A useful operating model is to assign a single service owner and then make platform, application, and identity stakeholders accountable for their parts of the control plane. The service owner is responsible for the business purpose of the endpoint and for approving which tools are exposed. Platform teams handle deployment patterns, network controls, and secret handling. Identity teams manage workload identity, token issuance, and policy enforcement. This aligns with current guidance from OWASP Agentic AI Top 10 and NIST SP 800-53 Rev 5 Security and Privacy Controls, which both emphasize control definition, least privilege, and auditability.
- Define a named owner for every production MCP endpoint.
- Record the tool inventory and its intended audience.
- Use runtime policy checks for access, not just perimeter filters.
- Require short-lived secrets and revocation on change.
- Log every tool discovery and every invocation for audit.
NHIMG’s 52 NHI Breaches Analysis shows that identity exposure becomes materially worse when no one owns the full access path from discovery to use.
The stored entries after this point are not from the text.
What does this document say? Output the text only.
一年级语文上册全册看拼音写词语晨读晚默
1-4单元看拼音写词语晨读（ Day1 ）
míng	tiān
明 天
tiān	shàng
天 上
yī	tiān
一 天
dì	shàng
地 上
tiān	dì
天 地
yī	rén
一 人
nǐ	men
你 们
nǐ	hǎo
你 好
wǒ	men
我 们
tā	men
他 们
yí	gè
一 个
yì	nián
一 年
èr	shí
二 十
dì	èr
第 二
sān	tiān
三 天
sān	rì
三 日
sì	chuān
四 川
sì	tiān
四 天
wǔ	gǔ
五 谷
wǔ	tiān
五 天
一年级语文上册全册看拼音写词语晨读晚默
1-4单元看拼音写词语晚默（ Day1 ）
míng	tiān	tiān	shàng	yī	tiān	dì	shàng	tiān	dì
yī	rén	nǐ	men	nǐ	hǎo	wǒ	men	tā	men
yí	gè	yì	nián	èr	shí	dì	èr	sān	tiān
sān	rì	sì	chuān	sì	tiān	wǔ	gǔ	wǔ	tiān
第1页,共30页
These controls tend to break down when MCP endpoints are embedded inside fast-moving AI application stacks because ownership is split across teams that never reconcile tool exposure with identity policy.
Common Variations and Edge Cases
Tighter accountability often increases operational overhead, requiring organisations to balance release speed against control coverage. That tradeoff is real, especially when MCP endpoints are created dynamically by agentic workflows or when multiple product teams share a common platform. Best practice is evolving, but there is no universal standard for this yet: some organisations centralise ownership in a platform security team, while others keep ownership with the application team and require formal identity sign-off.
The edge case that causes the most confusion is a “temporary” MCP endpoint used for testing that later becomes production-facing without a new review. Another common failure mode is when security assumes the cloud or container team owns the endpoint, while the application team silently decides which tools are reachable. Where exposed endpoints back AI agents, accountability should also include the team responsible for the agent’s tool policy, because exposed access without scope control can turn into lateral movement or data leakage very quickly. That concern is reinforced by the Ultimate Guide to NHI Security Matters Now and the OWASP Top 10 for Agentic Applications 2026.
Accountability becomes ambiguous when teams treat exposed endpoints as a pure networking problem, because the risk is actually distributed across identity, tooling, and runtime behaviour.
Standards & Framework Alignment
This section maps relevant standards and security frameworks to the operational risks and controls described in this guidance.
OWASP Agentic AI Top 10, CSA MAESTRO and OWASP Non-Human Identity Top 10 address the attack and risk surface, while NIST AI RMF and NIST CSF 2.0 set the governance and control requirements practitioners need to meet.
| Framework | Control / Reference | Relevance |
|---|---|---|
| OWASP Agentic AI Top 10 | AA-01 | Exposed MCP endpoints expand agent tool reach and attack surface. |
| CSA MAESTRO | A1 | MAESTRO maps ownership and control of agent tool access. |
| NIST AI RMF | AI RMF governance requires accountability for autonomous system impacts. | |
| OWASP Non-Human Identity Top 10 | NHI-01 | Exposed MCP endpoints often leak secrets and weaken NHI controls. |
| NIST CSF 2.0 | PR.AC-1 | Accountability depends on managing identities and access to exposed services. |
Define accountable owners for production AI endpoints and document oversight, monitoring, and escalation paths.